Andi Rachman-Suyatno Sudah Tampung Aspirasi Masyarakat di 600 Titik Lebih

Sabtu, 23 Juni 2018

Andi Rachman-Suyatno aat debat kandidat tahap dua di Hotel Labersa, Kabupaten Kampar, Riau, Jumat (22/06/2018) malam.

Pekanbaru, Riaudaily.com - Pasangan calon (paslon) Gubernur Riau dan Wakil Gubernur Riau, nomor urut 4, Arsyadjuliandi Rachman-Suyatno, telah menampung aspirasi masyarakat di 600 titik di 12 Kabupaten/Kota, kecamatan dan desa-desa sampai daerah terpencil. 

Kondisi ini berbanding jauh 100 persen bila dibandingkan oleh Paslon yang lain, yang hanya mencapai 100 sampai 356 desa yang dikunjungi. 

Seperti yang disampaikan oleh calon nomor 1 yang mengatakan mereka telah mengunjungi 300 titik. Namun Andi Rachman langsung menjawabnya dengan mengatakan dirinya telah menampung aspirasi masyarakat di 600 titik.

“Jadi Alhamdulillan, kalau Pak Syamsuar dan Pak Edy 300 titik. Kalau kami Alhamdulillah sudah 600 titik lebih menampung aspirasi masyarakat yang ada di 12 Kabupaten/Kota di seluruh Provinsi Riau,” ungkap  Andi Rachman disambut tepuk tangan dari pendukung dan simpatisan Paslon 4 saat debat kandidat tahap dua di Hotel Labersa, Kabupaten Kampar, Riau, Jumat (22/06/2018) malam.

Pada kesempatan tersebut, Andi Rachman juga menjelaskan kepada Paslon nomor 1, bahwa pertanyaan terkait dengan pelayanan internet di pedesaan. Andi Rachman telah menjelaskannya, bahwa pihaknya telah menjalin kerjasama dengan telekomunikasi untuk memasang jaringan di seluruh pelosok desa yang ada di Riau.

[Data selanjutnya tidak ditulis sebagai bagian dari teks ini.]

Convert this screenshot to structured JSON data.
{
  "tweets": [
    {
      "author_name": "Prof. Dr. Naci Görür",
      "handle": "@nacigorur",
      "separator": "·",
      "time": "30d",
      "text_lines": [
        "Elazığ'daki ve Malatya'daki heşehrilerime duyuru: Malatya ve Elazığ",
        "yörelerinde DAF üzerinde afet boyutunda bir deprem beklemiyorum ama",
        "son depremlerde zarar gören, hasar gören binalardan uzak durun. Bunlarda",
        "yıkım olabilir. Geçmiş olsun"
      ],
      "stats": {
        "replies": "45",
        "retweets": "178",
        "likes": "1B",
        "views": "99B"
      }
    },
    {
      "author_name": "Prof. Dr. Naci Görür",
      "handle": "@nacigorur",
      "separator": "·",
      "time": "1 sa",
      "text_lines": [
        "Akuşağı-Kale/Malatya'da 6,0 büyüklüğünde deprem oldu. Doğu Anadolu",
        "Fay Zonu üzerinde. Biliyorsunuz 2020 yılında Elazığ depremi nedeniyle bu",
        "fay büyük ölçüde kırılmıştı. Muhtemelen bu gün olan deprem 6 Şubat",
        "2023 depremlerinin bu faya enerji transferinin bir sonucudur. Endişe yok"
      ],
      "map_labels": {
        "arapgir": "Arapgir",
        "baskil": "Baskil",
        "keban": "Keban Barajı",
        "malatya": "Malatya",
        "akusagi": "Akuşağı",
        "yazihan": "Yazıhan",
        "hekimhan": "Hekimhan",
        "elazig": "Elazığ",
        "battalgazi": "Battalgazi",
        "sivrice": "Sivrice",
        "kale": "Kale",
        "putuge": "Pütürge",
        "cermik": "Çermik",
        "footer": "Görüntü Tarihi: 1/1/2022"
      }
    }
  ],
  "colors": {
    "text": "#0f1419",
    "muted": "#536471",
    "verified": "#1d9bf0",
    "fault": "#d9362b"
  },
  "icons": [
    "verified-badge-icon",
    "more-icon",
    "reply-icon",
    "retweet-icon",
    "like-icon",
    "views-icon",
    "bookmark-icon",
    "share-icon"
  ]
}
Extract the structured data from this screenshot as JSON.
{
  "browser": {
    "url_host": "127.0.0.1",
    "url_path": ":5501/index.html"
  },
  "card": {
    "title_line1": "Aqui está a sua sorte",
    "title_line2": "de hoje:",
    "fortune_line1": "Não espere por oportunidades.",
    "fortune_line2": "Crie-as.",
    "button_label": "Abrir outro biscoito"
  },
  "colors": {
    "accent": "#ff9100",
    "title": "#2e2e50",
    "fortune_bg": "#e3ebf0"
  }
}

“Penerapan teknologi informasi dan komunikasi telah kita telah mendeklarasikan sejak tahun 2016 yang lalu dengan Riau Go IT. Kita memperkuat jaringan sampai ke desa, baik melalui fiber maupun fiber optik untuk menghindari Black spot yang ada di pelosok desa. Selain itu kita bekerjasama dengan PLN untuk memasang elektrifikasi untuk mendukung riset sebagai jaringan fiber optik, untuk mendukung jaringan Telkom,” beber Andi Rachman. 

Gubernur Riau yang sedang cuti ini kembali menjelaskan, jika semua jaringan sudah berjalan baik sampai ke desa-desa, maka akan semakin mempermudah pengusaha termasuk usaha kecil menengah (UMKM), menggunakan sistem IT dalam menjalankan usaha. 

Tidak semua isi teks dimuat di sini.